Acceleration vs velocity on a scale

I am unsure about this thought experiment: I stand on a scale with some weight in my hands. When I move the weight upwards, the scale shows a higher number for some time. This is clear to me as I accelerated the weight away from the scale and thus received acceleration into the scale. (or: momentum upwards increased, momentum downwards increased).

here's my question: at first I have to accelerate the weight (v=0 to v>0). lets say I then manage to keep the velocity constant. at this time, what does the scale show? my current conclusion: it shows the same weight as when standing still.

reasoning: when I move the weight at the same pace, I actually don't apply any more force to it than when I just hold it (i.e. same force as G). I once overcame the gravitational pull, but now that the weight is in motion, cancelling out gravitation is sufficient (the weight will stay in motion according to the first law). this is the same situation as just holding the weight. regarding conservation of momentum: the additional momentum got cancelled out by the scale/floor when acceleration occurs, thus the spike, and then it goes back to normal.

if my reasoning is correct however, this means that if I do a bench press with very different constant bar speeds, I both times apply the same forces (except at the beginning). this seems kind of counter intuitive to me, so I wanted to ask you guys.

here's my question: at first I have to accelerate the weight (v=0 to v>0). lets say I then manage to keep the velocity constant. at this time, what does the scale show? my current conclusion: it shows the same weight as when standing still.

Yes, that's right.

if my reasoning is correct however, this means that if I do a bench press with very different constant bar speeds, I both times apply the same forces (except at the beginning). this seems kind of counter intuitive to me, so I wanted to ask you guys.

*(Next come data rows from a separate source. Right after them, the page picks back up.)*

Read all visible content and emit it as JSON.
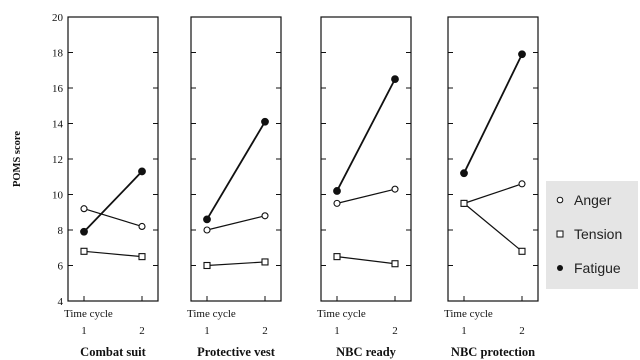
{
  "chart_data": {
    "type": "line",
    "ylabel": "POMS score",
    "ylim": [
      4,
      20
    ],
    "yticks": [
      4,
      6,
      8,
      10,
      12,
      14,
      16,
      18,
      20
    ],
    "x_label": "Time cycle",
    "x": [
      "1",
      "2"
    ],
    "legend": {
      "placement": "right",
      "items": [
        {
          "name": "Anger",
          "marker": "open-circle"
        },
        {
          "name": "Tension",
          "marker": "open-square"
        },
        {
          "name": "Fatigue",
          "marker": "filled-circle"
        }
      ]
    },
    "panels": [
      {
        "title": "Combat suit",
        "series": [
          {
            "name": "Anger",
            "values": [
              9.2,
              8.2
            ]
          },
          {
            "name": "Tension",
            "values": [
              6.8,
              6.5
            ]
          },
          {
            "name": "Fatigue",
            "values": [
              7.9,
              11.3
            ]
          }
        ]
      },
      {
        "title": "Protective vest",
        "series": [
          {
            "name": "Anger",
            "values": [
              8.0,
              8.8
            ]
          },
          {
            "name": "Tension",
            "values": [
              6.0,
              6.2
            ]
          },
          {
            "name": "Fatigue",
            "values": [
              8.6,
              14.1
            ]
          }
        ]
      },
      {
        "title": "NBC ready",
        "series": [
          {
            "name": "Anger",
            "values": [
              9.5,
              10.3
            ]
          },
          {
            "name": "Tension",
            "values": [
              6.5,
              6.1
            ]
          },
          {
            "name": "Fatigue",
            "values": [
              10.2,
              16.5
            ]
          }
        ]
      },
      {
        "title": "NBC protection",
        "series": [
          {
            "name": "Anger",
            "values": [
              9.5,
              10.6
            ]
          },
          {
            "name": "Tension",
            "values": [
              9.5,
              6.8
            ]
          },
          {
            "name": "Fatigue",
            "values": [
              11.2,
              17.9
            ]
          }
        ]
      }
    ]
  }
}
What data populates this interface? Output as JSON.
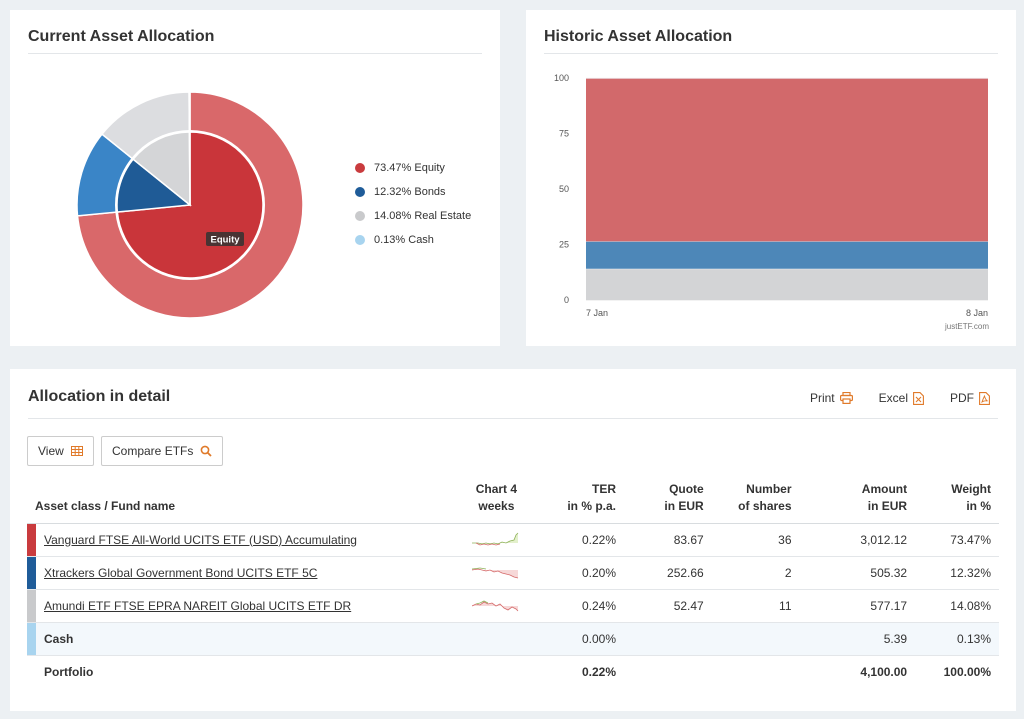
{
  "current": {
    "title": "Current Asset Allocation",
    "center_label": "Equity",
    "legend": [
      {
        "label": "73.47% Equity",
        "color": "#c93b3e"
      },
      {
        "label": "12.32% Bonds",
        "color": "#1f5c99"
      },
      {
        "label": "14.08% Real Estate",
        "color": "#c9cacc"
      },
      {
        "label": "0.13% Cash",
        "color": "#a8d4ef"
      }
    ],
    "chart_data": {
      "type": "pie",
      "categories": [
        "Equity",
        "Bonds",
        "Real Estate",
        "Cash"
      ],
      "values": [
        73.47,
        12.32,
        14.08,
        0.13
      ],
      "colors_inner": [
        "#c9353a",
        "#1f5b96",
        "#d4d5d7",
        "#a8d4ef"
      ],
      "colors_outer": [
        "#d9686a",
        "#3a85c7",
        "#dcdde0",
        "#bfe0f4"
      ]
    }
  },
  "historic": {
    "title": "Historic Asset Allocation",
    "credit": "justETF.com",
    "chart_data": {
      "type": "area",
      "x": [
        "7 Jan",
        "8 Jan"
      ],
      "y_ticks": [
        0,
        25,
        50,
        75,
        100
      ],
      "ylim": [
        0,
        100
      ],
      "stacking": "percent",
      "series": [
        {
          "name": "Real Estate",
          "values": [
            14.08,
            14.08
          ],
          "color": "#d3d4d6"
        },
        {
          "name": "Bonds",
          "values": [
            12.32,
            12.32
          ],
          "color": "#4d87b8"
        },
        {
          "name": "Equity",
          "values": [
            73.47,
            73.47
          ],
          "color": "#d2696b"
        },
        {
          "name": "Cash",
          "values": [
            0.13,
            0.13
          ],
          "color": "#a9d1ec"
        }
      ]
    }
  },
  "detail": {
    "title": "Allocation in detail",
    "print_label": "Print",
    "excel_label": "Excel",
    "pdf_label": "PDF",
    "view_label": "View",
    "compare_label": "Compare ETFs",
    "headers": {
      "asset": "Asset class / Fund name",
      "chart_1": "Chart 4",
      "chart_2": "weeks",
      "ter_1": "TER",
      "ter_2": "in % p.a.",
      "quote_1": "Quote",
      "quote_2": "in EUR",
      "shares_1": "Number",
      "shares_2": "of shares",
      "amount_1": "Amount",
      "amount_2": "in EUR",
      "weight_1": "Weight",
      "weight_2": "in %"
    },
    "rows": [
      {
        "name": "Vanguard FTSE All-World UCITS ETF (USD) Accumulating",
        "ter": "0.22%",
        "quote": "83.67",
        "shares": "36",
        "amount": "3,012.12",
        "weight": "73.47%",
        "color": "#c93b3e"
      },
      {
        "name": "Xtrackers Global Government Bond UCITS ETF 5C",
        "ter": "0.20%",
        "quote": "252.66",
        "shares": "2",
        "amount": "505.32",
        "weight": "12.32%",
        "color": "#1f5c99"
      },
      {
        "name": "Amundi ETF FTSE EPRA NAREIT Global UCITS ETF DR",
        "ter": "0.24%",
        "quote": "52.47",
        "shares": "11",
        "amount": "577.17",
        "weight": "14.08%",
        "color": "#c9cacc"
      },
      {
        "name": "Cash",
        "ter": "0.00%",
        "quote": "",
        "shares": "",
        "amount": "5.39",
        "weight": "0.13%",
        "color": "#a8d4ef"
      }
    ],
    "total": {
      "name": "Portfolio",
      "ter": "0.22%",
      "amount": "4,100.00",
      "weight": "100.00%"
    }
  }
}
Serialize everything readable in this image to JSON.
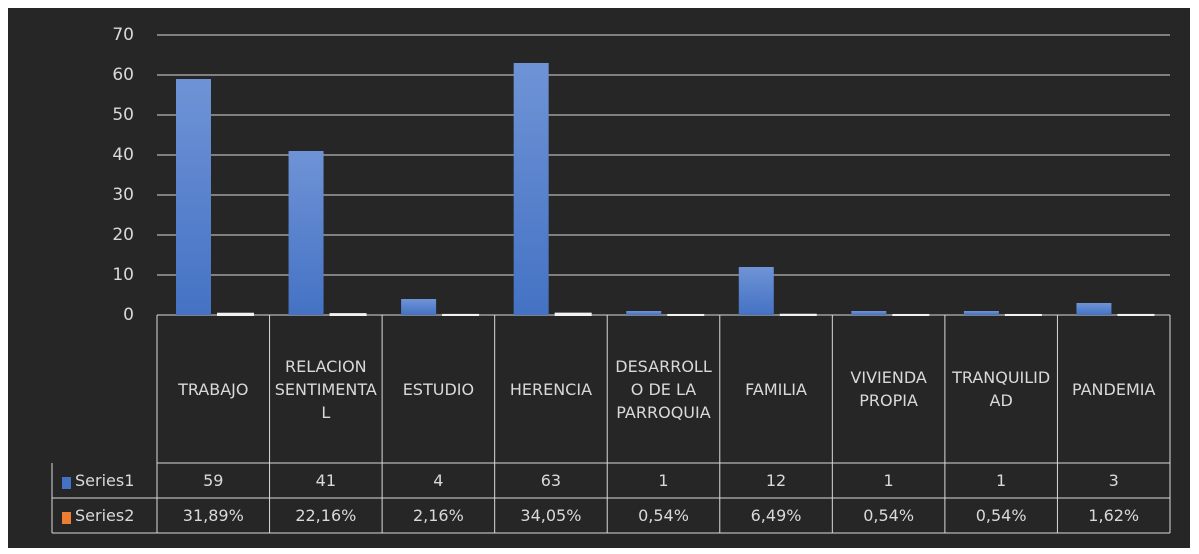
{
  "chart_data": {
    "type": "bar",
    "categories": [
      "TRABAJO",
      "RELACION SENTIMENTAL",
      "ESTUDIO",
      "HERENCIA",
      "DESARROLLO DE LA PARROQUIA",
      "FAMILIA",
      "VIVIENDA PROPIA",
      "TRANQUILIDAD",
      "PANDEMIA"
    ],
    "series": [
      {
        "name": "Series1",
        "color": "#4472c4",
        "values": [
          59,
          41,
          4,
          63,
          1,
          12,
          1,
          1,
          3
        ]
      },
      {
        "name": "Series2",
        "color": "#ed7d31",
        "values": [
          0.3189,
          0.2216,
          0.0216,
          0.3405,
          0.0054,
          0.0649,
          0.0054,
          0.0054,
          0.0162
        ],
        "value_labels": [
          "31,89%",
          "22,16%",
          "2,16%",
          "34,05%",
          "0,54%",
          "6,49%",
          "0,54%",
          "0,54%",
          "1,62%"
        ]
      }
    ],
    "ylim": [
      0,
      70
    ],
    "yticks": [
      0,
      10,
      20,
      30,
      40,
      50,
      60,
      70
    ],
    "grid": true,
    "data_table": true
  }
}
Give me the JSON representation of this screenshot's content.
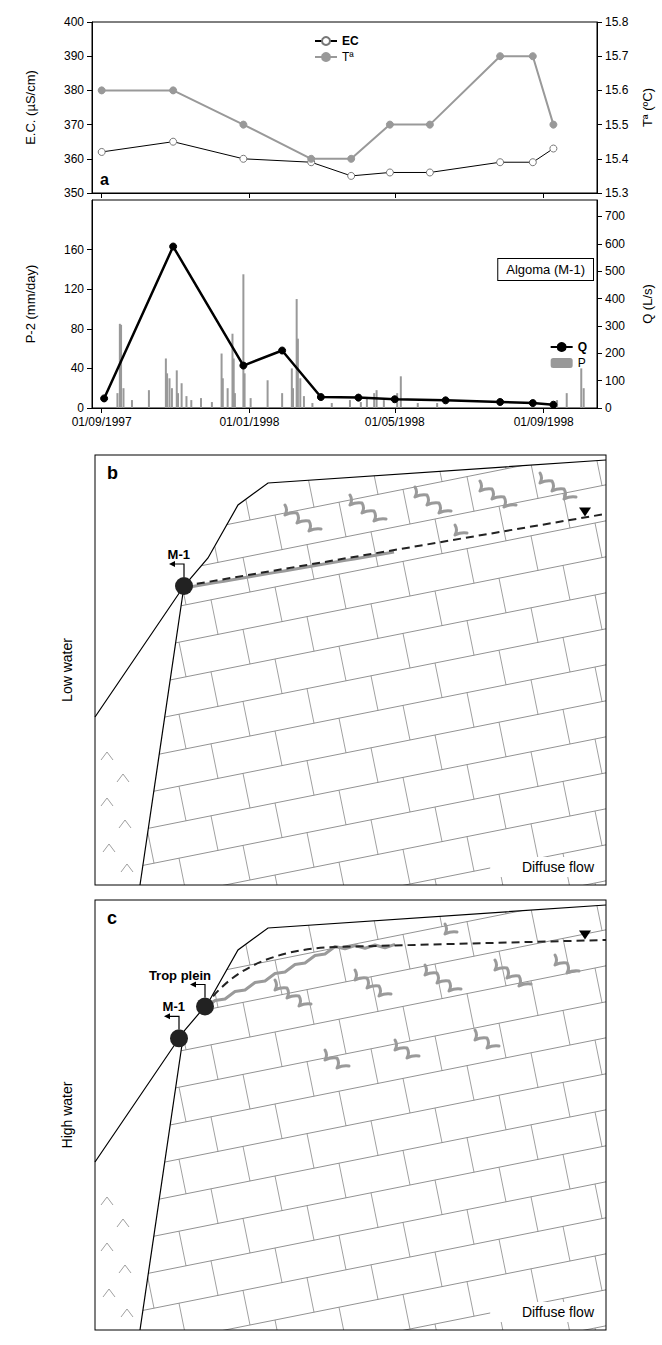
{
  "chart_data": [
    {
      "type": "line",
      "annotations": [
        "a"
      ],
      "x": [
        "1997-09-01",
        "1997-10-30",
        "1997-12-27",
        "1998-02-21",
        "1998-03-26",
        "1998-04-27",
        "1998-05-30",
        "1998-07-27",
        "1998-08-23",
        "1998-09-09"
      ],
      "xlim": [
        "1997-08-24",
        "1998-10-15"
      ],
      "xticks": [
        {
          "value": "1997-09-01",
          "label": "01/09/1997"
        },
        {
          "value": "1998-01-01",
          "label": "01/01/1998"
        },
        {
          "value": "1998-05-01",
          "label": "01/05/1998"
        },
        {
          "value": "1998-09-01",
          "label": "01/09/1998"
        }
      ],
      "ylim": [
        350,
        400
      ],
      "yticks": [
        350,
        360,
        370,
        380,
        390,
        400
      ],
      "y2lim": [
        15.3,
        15.8
      ],
      "y2ticks": [
        15.3,
        15.4,
        15.5,
        15.6,
        15.7,
        15.8
      ],
      "ylabel": "E.C. (µS/cm)",
      "y2label": "Tª (ºC)",
      "legend": "top",
      "grid": false,
      "tick_labels": "y",
      "series": [
        {
          "name": "EC",
          "color": "#000000",
          "marker": "open_circle",
          "values": [
            362,
            365,
            360,
            359,
            355,
            356,
            356,
            359,
            359,
            363
          ]
        },
        {
          "name": "Tª",
          "color": "#999999",
          "marker": "circle",
          "axis": "y2",
          "values": [
            15.6,
            15.6,
            15.5,
            15.4,
            15.4,
            15.5,
            15.5,
            15.7,
            15.7,
            15.5
          ]
        }
      ]
    },
    {
      "type": "line",
      "annotations": [
        "Algoma (M-1)"
      ],
      "xlim": [
        "1997-08-24",
        "1998-10-15"
      ],
      "xticks": [
        {
          "value": "1997-09-01",
          "label": "01/09/1997"
        },
        {
          "value": "1998-01-01",
          "label": "01/01/1998"
        },
        {
          "value": "1998-05-01",
          "label": "01/05/1998"
        },
        {
          "value": "1998-09-01",
          "label": "01/09/1998"
        }
      ],
      "ylim": [
        0,
        210
      ],
      "yticks": [
        0,
        40,
        80,
        120,
        160
      ],
      "y2lim": [
        0,
        760
      ],
      "y2ticks": [
        0,
        100,
        200,
        300,
        400,
        500,
        600,
        700
      ],
      "ylabel": "P-2 (mm/day)",
      "y2label": "Q (L/s)",
      "legend": "bottom-right",
      "grid": false,
      "series": [
        {
          "name": "Q",
          "type": "line",
          "color": "#000000",
          "marker": "circle",
          "axis": "y2",
          "x": [
            "1997-09-03",
            "1997-10-30",
            "1997-12-27",
            "1998-01-28",
            "1998-03-01",
            "1998-04-01",
            "1998-05-01",
            "1998-06-12",
            "1998-07-27",
            "1998-08-23",
            "1998-09-09"
          ],
          "values": [
            35,
            590,
            155,
            210,
            40,
            38,
            32,
            28,
            22,
            18,
            12
          ]
        },
        {
          "name": "P",
          "type": "bar",
          "color": "#999999",
          "x": [
            "1997-09-14",
            "1997-09-16",
            "1997-09-17",
            "1997-09-19",
            "1997-09-26",
            "1997-10-10",
            "1997-10-24",
            "1997-10-25",
            "1997-10-27",
            "1997-10-29",
            "1997-11-02",
            "1997-11-03",
            "1997-11-06",
            "1997-11-10",
            "1997-11-14",
            "1997-11-22",
            "1997-12-01",
            "1997-12-09",
            "1997-12-10",
            "1997-12-14",
            "1997-12-18",
            "1997-12-19",
            "1997-12-20",
            "1997-12-27",
            "1997-12-28",
            "1998-01-02",
            "1998-01-16",
            "1998-01-28",
            "1998-02-05",
            "1998-02-06",
            "1998-02-09",
            "1998-02-10",
            "1998-02-12",
            "1998-02-15",
            "1998-02-22",
            "1998-03-10",
            "1998-03-25",
            "1998-04-03",
            "1998-04-08",
            "1998-04-14",
            "1998-04-16",
            "1998-04-22",
            "1998-05-03",
            "1998-05-06",
            "1998-05-20",
            "1998-06-05",
            "1998-09-12",
            "1998-09-20",
            "1998-10-02",
            "1998-10-04"
          ],
          "values": [
            15,
            85,
            84,
            20,
            8,
            18,
            50,
            35,
            30,
            20,
            38,
            15,
            25,
            12,
            8,
            10,
            6,
            55,
            30,
            20,
            75,
            50,
            15,
            135,
            35,
            10,
            28,
            15,
            40,
            20,
            110,
            70,
            30,
            12,
            5,
            5,
            8,
            6,
            10,
            15,
            18,
            8,
            15,
            32,
            5,
            5,
            8,
            15,
            40,
            20
          ]
        }
      ]
    }
  ],
  "diagrams": [
    {
      "panel": "b",
      "state": "Low water",
      "springs": [
        "M-1"
      ],
      "flow": "Diffuse flow"
    },
    {
      "panel": "c",
      "state": "High water",
      "springs": [
        "M-1",
        "Trop plein"
      ],
      "flow": "Diffuse flow"
    }
  ]
}
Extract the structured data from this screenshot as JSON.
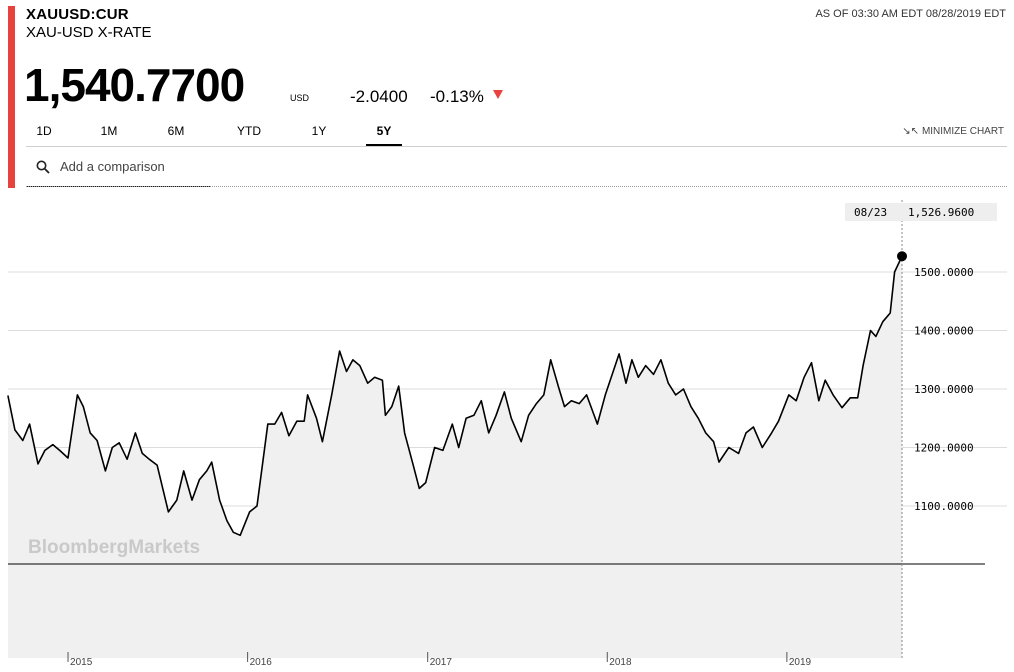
{
  "header": {
    "ticker": "XAUUSD:CUR",
    "name": "XAU-USD X-RATE",
    "as_of": "AS OF 03:30 AM EDT 08/28/2019 EDT"
  },
  "quote": {
    "price": "1,540.7700",
    "currency": "USD",
    "change": "-2.0400",
    "change_pct": "-0.13%",
    "direction": "down",
    "down_color": "#e8423f"
  },
  "tabs": [
    {
      "label": "1D",
      "active": false
    },
    {
      "label": "1M",
      "active": false
    },
    {
      "label": "6M",
      "active": false
    },
    {
      "label": "YTD",
      "active": false
    },
    {
      "label": "1Y",
      "active": false
    },
    {
      "label": "5Y",
      "active": true
    }
  ],
  "minimize_label": "MINIMIZE CHART",
  "search": {
    "placeholder": "Add a comparison"
  },
  "watermark": "BloombergMarkets",
  "chart_data": {
    "type": "area",
    "title": "",
    "xlabel": "",
    "ylabel": "",
    "x_ticks": [
      "2015",
      "2016",
      "2017",
      "2018",
      "2019"
    ],
    "y_ticks": [
      "1100.0000",
      "1200.0000",
      "1300.0000",
      "1400.0000",
      "1500.0000"
    ],
    "ylim": [
      980,
      1550
    ],
    "grid": true,
    "tooltip": {
      "date": "08/23",
      "value": "1,526.9600"
    },
    "series": [
      {
        "values": [
          [
            "2014-09-01",
            1288
          ],
          [
            "2014-09-15",
            1230
          ],
          [
            "2014-10-01",
            1212
          ],
          [
            "2014-10-15",
            1240
          ],
          [
            "2014-11-01",
            1172
          ],
          [
            "2014-11-15",
            1195
          ],
          [
            "2014-12-01",
            1205
          ],
          [
            "2014-12-15",
            1195
          ],
          [
            "2015-01-01",
            1182
          ],
          [
            "2015-01-20",
            1290
          ],
          [
            "2015-02-01",
            1270
          ],
          [
            "2015-02-15",
            1225
          ],
          [
            "2015-03-01",
            1212
          ],
          [
            "2015-03-18",
            1160
          ],
          [
            "2015-04-01",
            1200
          ],
          [
            "2015-04-15",
            1208
          ],
          [
            "2015-05-01",
            1180
          ],
          [
            "2015-05-18",
            1225
          ],
          [
            "2015-06-01",
            1190
          ],
          [
            "2015-06-15",
            1180
          ],
          [
            "2015-07-01",
            1170
          ],
          [
            "2015-07-24",
            1090
          ],
          [
            "2015-08-10",
            1110
          ],
          [
            "2015-08-24",
            1160
          ],
          [
            "2015-09-10",
            1110
          ],
          [
            "2015-09-25",
            1145
          ],
          [
            "2015-10-10",
            1160
          ],
          [
            "2015-10-20",
            1175
          ],
          [
            "2015-11-05",
            1110
          ],
          [
            "2015-11-20",
            1075
          ],
          [
            "2015-12-03",
            1055
          ],
          [
            "2015-12-17",
            1050
          ],
          [
            "2016-01-05",
            1090
          ],
          [
            "2016-01-20",
            1100
          ],
          [
            "2016-02-11",
            1240
          ],
          [
            "2016-02-25",
            1240
          ],
          [
            "2016-03-10",
            1260
          ],
          [
            "2016-03-25",
            1220
          ],
          [
            "2016-04-10",
            1245
          ],
          [
            "2016-04-25",
            1245
          ],
          [
            "2016-05-02",
            1290
          ],
          [
            "2016-05-20",
            1250
          ],
          [
            "2016-06-01",
            1210
          ],
          [
            "2016-06-20",
            1290
          ],
          [
            "2016-07-06",
            1365
          ],
          [
            "2016-07-20",
            1330
          ],
          [
            "2016-08-02",
            1350
          ],
          [
            "2016-08-16",
            1340
          ],
          [
            "2016-09-01",
            1310
          ],
          [
            "2016-09-15",
            1320
          ],
          [
            "2016-10-01",
            1315
          ],
          [
            "2016-10-07",
            1255
          ],
          [
            "2016-10-20",
            1270
          ],
          [
            "2016-11-03",
            1305
          ],
          [
            "2016-11-15",
            1225
          ],
          [
            "2016-12-01",
            1175
          ],
          [
            "2016-12-15",
            1130
          ],
          [
            "2016-12-28",
            1140
          ],
          [
            "2017-01-15",
            1200
          ],
          [
            "2017-02-01",
            1195
          ],
          [
            "2017-02-20",
            1240
          ],
          [
            "2017-03-05",
            1200
          ],
          [
            "2017-03-20",
            1250
          ],
          [
            "2017-04-05",
            1255
          ],
          [
            "2017-04-20",
            1280
          ],
          [
            "2017-05-05",
            1225
          ],
          [
            "2017-05-20",
            1255
          ],
          [
            "2017-06-06",
            1295
          ],
          [
            "2017-06-20",
            1250
          ],
          [
            "2017-07-10",
            1210
          ],
          [
            "2017-07-25",
            1255
          ],
          [
            "2017-08-10",
            1275
          ],
          [
            "2017-08-25",
            1290
          ],
          [
            "2017-09-08",
            1350
          ],
          [
            "2017-09-25",
            1300
          ],
          [
            "2017-10-06",
            1270
          ],
          [
            "2017-10-20",
            1280
          ],
          [
            "2017-11-05",
            1275
          ],
          [
            "2017-11-20",
            1290
          ],
          [
            "2017-12-12",
            1240
          ],
          [
            "2017-12-28",
            1290
          ],
          [
            "2018-01-25",
            1360
          ],
          [
            "2018-02-08",
            1310
          ],
          [
            "2018-02-20",
            1350
          ],
          [
            "2018-03-05",
            1320
          ],
          [
            "2018-03-20",
            1340
          ],
          [
            "2018-04-05",
            1325
          ],
          [
            "2018-04-20",
            1350
          ],
          [
            "2018-05-05",
            1310
          ],
          [
            "2018-05-20",
            1290
          ],
          [
            "2018-06-05",
            1300
          ],
          [
            "2018-06-20",
            1270
          ],
          [
            "2018-07-05",
            1250
          ],
          [
            "2018-07-20",
            1225
          ],
          [
            "2018-08-05",
            1210
          ],
          [
            "2018-08-16",
            1175
          ],
          [
            "2018-09-05",
            1200
          ],
          [
            "2018-09-25",
            1190
          ],
          [
            "2018-10-10",
            1225
          ],
          [
            "2018-10-25",
            1235
          ],
          [
            "2018-11-12",
            1200
          ],
          [
            "2018-12-01",
            1225
          ],
          [
            "2018-12-15",
            1245
          ],
          [
            "2019-01-05",
            1290
          ],
          [
            "2019-01-20",
            1280
          ],
          [
            "2019-02-05",
            1320
          ],
          [
            "2019-02-20",
            1345
          ],
          [
            "2019-03-07",
            1280
          ],
          [
            "2019-03-20",
            1315
          ],
          [
            "2019-04-05",
            1290
          ],
          [
            "2019-04-23",
            1268
          ],
          [
            "2019-05-10",
            1285
          ],
          [
            "2019-05-25",
            1285
          ],
          [
            "2019-06-05",
            1340
          ],
          [
            "2019-06-20",
            1400
          ],
          [
            "2019-07-01",
            1390
          ],
          [
            "2019-07-15",
            1415
          ],
          [
            "2019-07-30",
            1430
          ],
          [
            "2019-08-08",
            1500
          ],
          [
            "2019-08-23",
            1526.96
          ]
        ]
      }
    ]
  }
}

That's also right. Force isn't the only thing that determines how hard something feels; the power (force times velocity) is also important, since that is the rate you're transferring energy to the bar.

There are tons of examples where this is important. For example, hanging from a bar involves exerting a fairly large force (to cancel your weight). But hanging is not as hard as doing pullups, where you have nonzero velocity. Similarly, an object can hang from a crane basically forever, but the crane has to burn fuel to lift the object even at constant speed, and it burns fuel faster the larger that speed is.

As you said, the force is the same, either with the weight at rest or going up at a constant velocity.

But lifting a weight requires work, and power (work / time): $$P = F.V$$ increases linearly with the speed.